Testing from a user experience point of view is an important part of the Quality Assurance process.
Most commonly used for websites and applications, usability testing has become a popular user research method for assessing different aspects of a product. By conducting usability tests early and often in the development process, many issues with the product or website can be targeted and resolved before a final release.
In usability testing basically the testers tests the ease with which the user interfaces can be used. The process starts with defining the website’s goals and what it must accomplish. As a result, the QA engineers prepare a specific set of tasks and outlay the elements to look for during tests:
- the ease with which specific tasks can be completed
- the ease with which specific information can be found
- whether the user will be satisfied with the design and layout (is the website easy to use, clear enough etc.)

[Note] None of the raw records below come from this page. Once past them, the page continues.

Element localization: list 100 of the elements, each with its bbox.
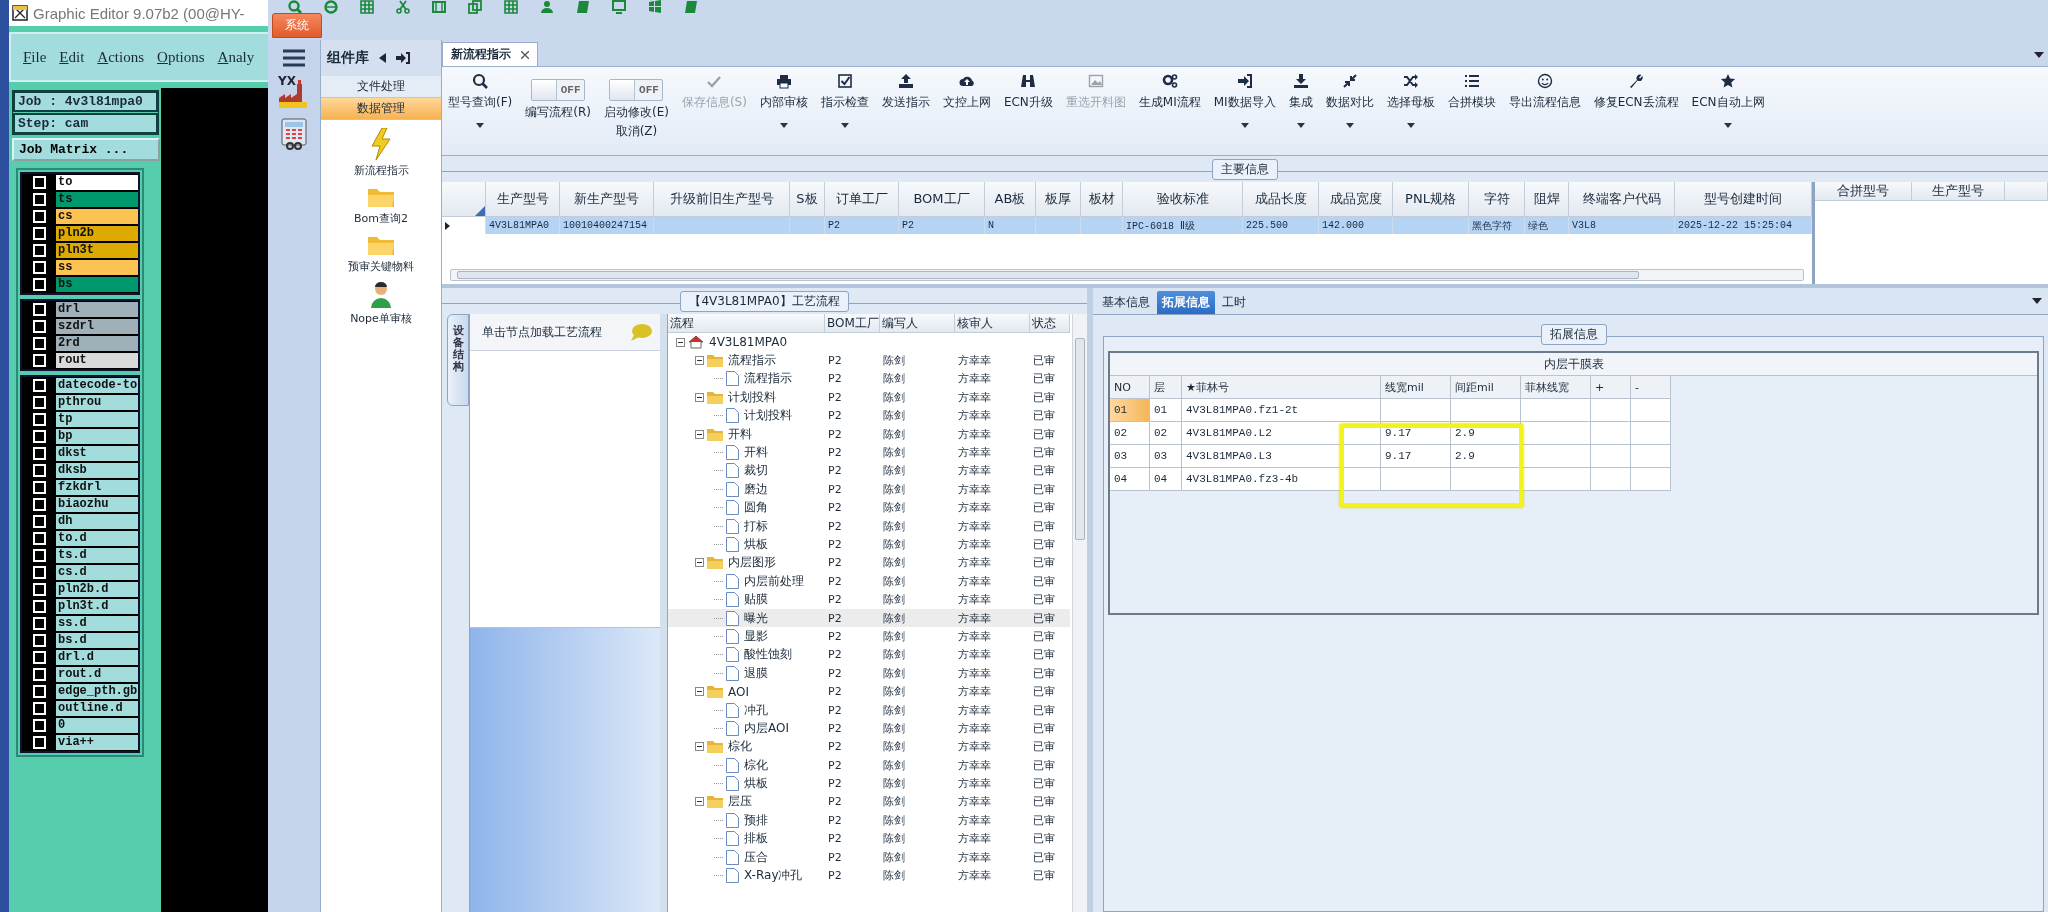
column-header[interactable]: 订单工厂 <box>825 182 899 217</box>
tab[interactable]: 基本信息 <box>1097 291 1155 314</box>
layer-name[interactable]: datecode-to <box>56 377 138 393</box>
layer-name[interactable]: tp <box>56 411 138 427</box>
tab[interactable]: 拓展信息 <box>1157 291 1215 314</box>
ribbon-button[interactable]: 集成 <box>1288 94 1313 111</box>
layer-name[interactable]: drl <box>56 301 138 317</box>
layer-checkbox[interactable] <box>32 260 46 274</box>
ribbon-button[interactable]: ECN升级 <box>1003 94 1053 111</box>
column-header[interactable]: 验收标准 <box>1123 182 1243 217</box>
layer-checkbox[interactable] <box>32 718 46 732</box>
search-icon[interactable] <box>288 0 302 14</box>
ribbon-button[interactable]: 合拼模块 <box>1447 94 1496 111</box>
column-header[interactable]: 层 <box>1150 376 1182 399</box>
ribbon-button[interactable]: MI数据导入 <box>1213 94 1276 111</box>
column-header[interactable]: NO <box>1110 376 1150 399</box>
caret-icon[interactable] <box>1296 123 1305 128</box>
copy-icon[interactable] <box>468 0 482 14</box>
layer-checkbox[interactable] <box>32 429 46 443</box>
column-header[interactable]: 板材 <box>1081 182 1123 217</box>
collapse-icon[interactable] <box>695 356 704 366</box>
layer-name[interactable]: dkst <box>56 445 138 461</box>
layer-checkbox[interactable] <box>32 480 46 494</box>
menu-icon[interactable] <box>282 48 306 68</box>
collapse-icon[interactable] <box>676 337 685 347</box>
layer-name[interactable]: edge_pth.gb <box>56 683 138 699</box>
calculator-icon[interactable] <box>279 118 309 150</box>
caret-icon[interactable] <box>779 123 788 128</box>
caret-icon[interactable] <box>1724 123 1733 128</box>
tree-node[interactable]: 内层图形 <box>726 554 778 572</box>
column-header[interactable]: ★菲林号 <box>1182 376 1381 399</box>
layer-checkbox[interactable] <box>32 684 46 698</box>
layer-name[interactable]: szdrl <box>56 318 138 334</box>
column-header[interactable]: 核审人 <box>955 314 1030 333</box>
ribbon-button[interactable]: 选择母板 <box>1386 94 1435 111</box>
tree-node[interactable]: X-Ray冲孔 <box>742 867 805 884</box>
column-header[interactable]: 字符 <box>1469 182 1525 217</box>
layer-checkbox[interactable] <box>32 319 46 333</box>
layer-name[interactable]: drl.d <box>56 649 138 665</box>
tree-node[interactable]: 内层前处理 <box>742 572 806 590</box>
caret-icon[interactable] <box>1345 123 1354 128</box>
tree-node[interactable]: 冲孔 <box>742 701 770 719</box>
layer-name[interactable]: ss <box>56 259 138 275</box>
ribbon-button[interactable]: 修复ECN丢流程 <box>1593 94 1679 111</box>
layer-name[interactable]: dksb <box>56 462 138 478</box>
column-header[interactable]: 合拼型号 <box>1815 182 1912 201</box>
layer-checkbox[interactable] <box>32 395 46 409</box>
column-header[interactable]: 升级前旧生产型号 <box>654 182 790 217</box>
menu-item[interactable]: Edit <box>59 48 85 66</box>
toggle-switch[interactable]: OFF <box>609 79 664 101</box>
layer-name[interactable]: outline.d <box>56 700 138 716</box>
menu-item[interactable]: Analy <box>217 48 255 66</box>
ribbon-button[interactable]: 导出流程信息 <box>1508 94 1581 111</box>
layer-name[interactable]: bs <box>56 276 138 292</box>
layer-name[interactable]: ss.d <box>56 615 138 631</box>
collapse-icon[interactable] <box>695 392 704 402</box>
layer-checkbox[interactable] <box>32 565 46 579</box>
layer-name[interactable]: pln3t <box>56 242 138 258</box>
collapse-icon[interactable] <box>695 742 704 752</box>
layer-name[interactable]: pthrou <box>56 394 138 410</box>
layer-name[interactable]: 0 <box>56 717 138 733</box>
layer-name[interactable]: ts <box>56 191 138 207</box>
layer-checkbox[interactable] <box>32 463 46 477</box>
tree-node[interactable]: 预排 <box>742 811 770 829</box>
tree-node[interactable]: 曝光 <box>742 609 770 627</box>
layer-checkbox[interactable] <box>32 378 46 392</box>
lightning-icon[interactable] <box>370 128 392 160</box>
tree-node[interactable]: 计划投料 <box>726 388 778 406</box>
tree-node[interactable]: 裁切 <box>742 462 770 480</box>
layer-checkbox[interactable] <box>32 701 46 715</box>
layer-checkbox[interactable] <box>32 735 46 749</box>
layer-name[interactable]: to.d <box>56 530 138 546</box>
sidebar-item[interactable]: 数据管理 <box>321 98 441 120</box>
layer-checkbox[interactable] <box>32 497 46 511</box>
layer-checkbox[interactable] <box>32 667 46 681</box>
grid-icon[interactable] <box>360 0 374 14</box>
layer-checkbox[interactable] <box>32 599 46 613</box>
tree-node[interactable]: 棕化 <box>726 738 754 756</box>
layer-checkbox[interactable] <box>32 353 46 367</box>
layer-checkbox[interactable] <box>32 548 46 562</box>
tree-node[interactable]: AOI <box>726 684 751 699</box>
tree-node[interactable]: 圆角 <box>742 499 770 517</box>
layer-name[interactable]: via++ <box>56 734 138 750</box>
collapse-icon[interactable] <box>695 558 704 568</box>
tree-node[interactable]: 计划投料 <box>742 407 794 425</box>
dropdown-icon[interactable] <box>2034 52 2044 58</box>
column-header[interactable]: 间距mil <box>1451 376 1521 399</box>
ribbon-button[interactable]: 文控上网 <box>942 94 991 111</box>
document-tab[interactable]: 新流程指示 <box>442 42 538 66</box>
toggle-switch[interactable]: OFF <box>531 79 586 101</box>
layer-checkbox[interactable] <box>32 277 46 291</box>
ribbon-button[interactable]: ECN自动上网 <box>1691 94 1765 111</box>
layer-checkbox[interactable] <box>32 243 46 257</box>
dropdown-icon[interactable] <box>2032 298 2042 304</box>
layer-checkbox[interactable] <box>32 192 46 206</box>
ribbon-button[interactable]: 型号查询(F) <box>448 94 513 111</box>
layer-checkbox[interactable] <box>32 650 46 664</box>
tree-node[interactable]: 排板 <box>742 830 770 848</box>
ribbon-button[interactable]: 内部审核 <box>759 94 808 111</box>
ribbon-button[interactable]: 指示检查 <box>820 94 869 111</box>
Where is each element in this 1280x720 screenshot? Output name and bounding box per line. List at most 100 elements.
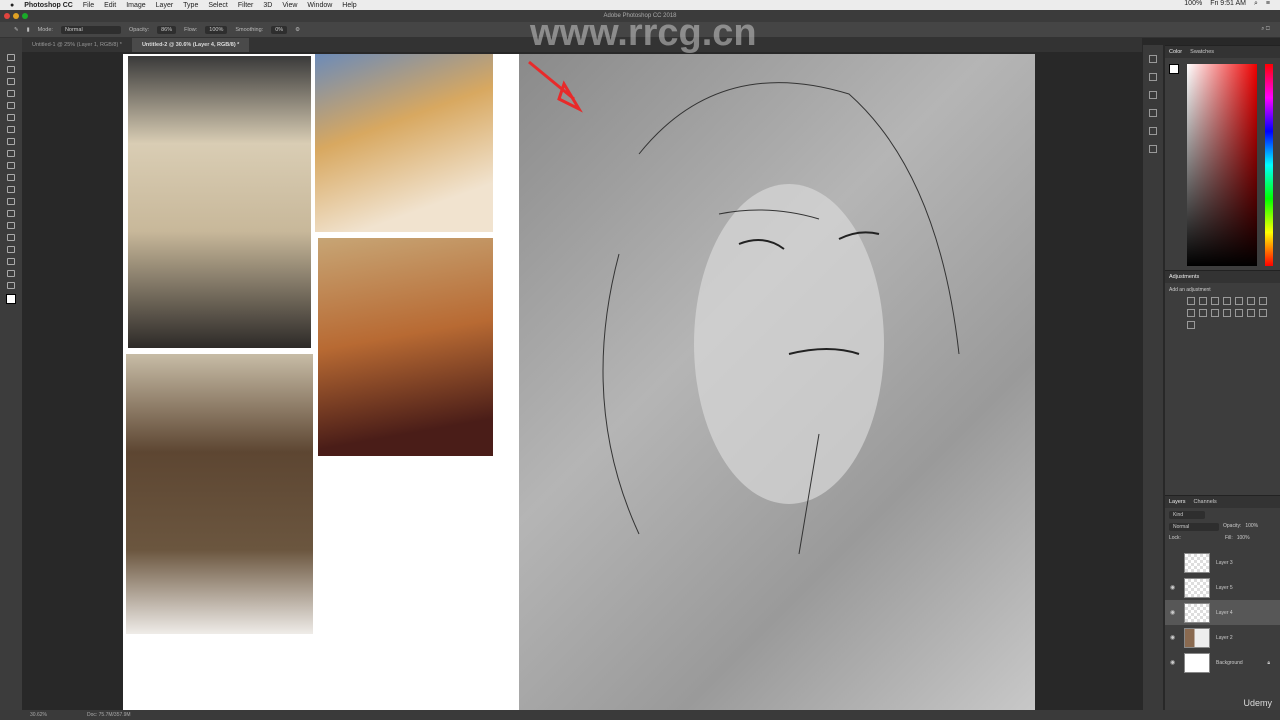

- whether the user will find the website that it loads fast enough?
- whether navigation labels, page titles, headings, and other terms are easy to understand and accurate
- whether icons and other images are helpful and easy to understand
- whether downloadable items can be downloaded quickly and satisfactorily
- whether password-protected areas are easy to log into and use
- whether errors occur during browsing, and if they do, whether appropriate and helpful error messages are received
- whether information contained by the website is sufficient, or there is too little or too much information
- whether or not the user would return to the web site
- whether or not the user would recommend the web site to others
Setting up a usability test require carefully outlining scenarios to determine whether the website or the product built is user-friendly or not. These scenarios provide a picture of the intended user experience, what exactly users are looking for on the website and how they go about it. Usability is used to spark changes in the design and to facilitate user flow on the website.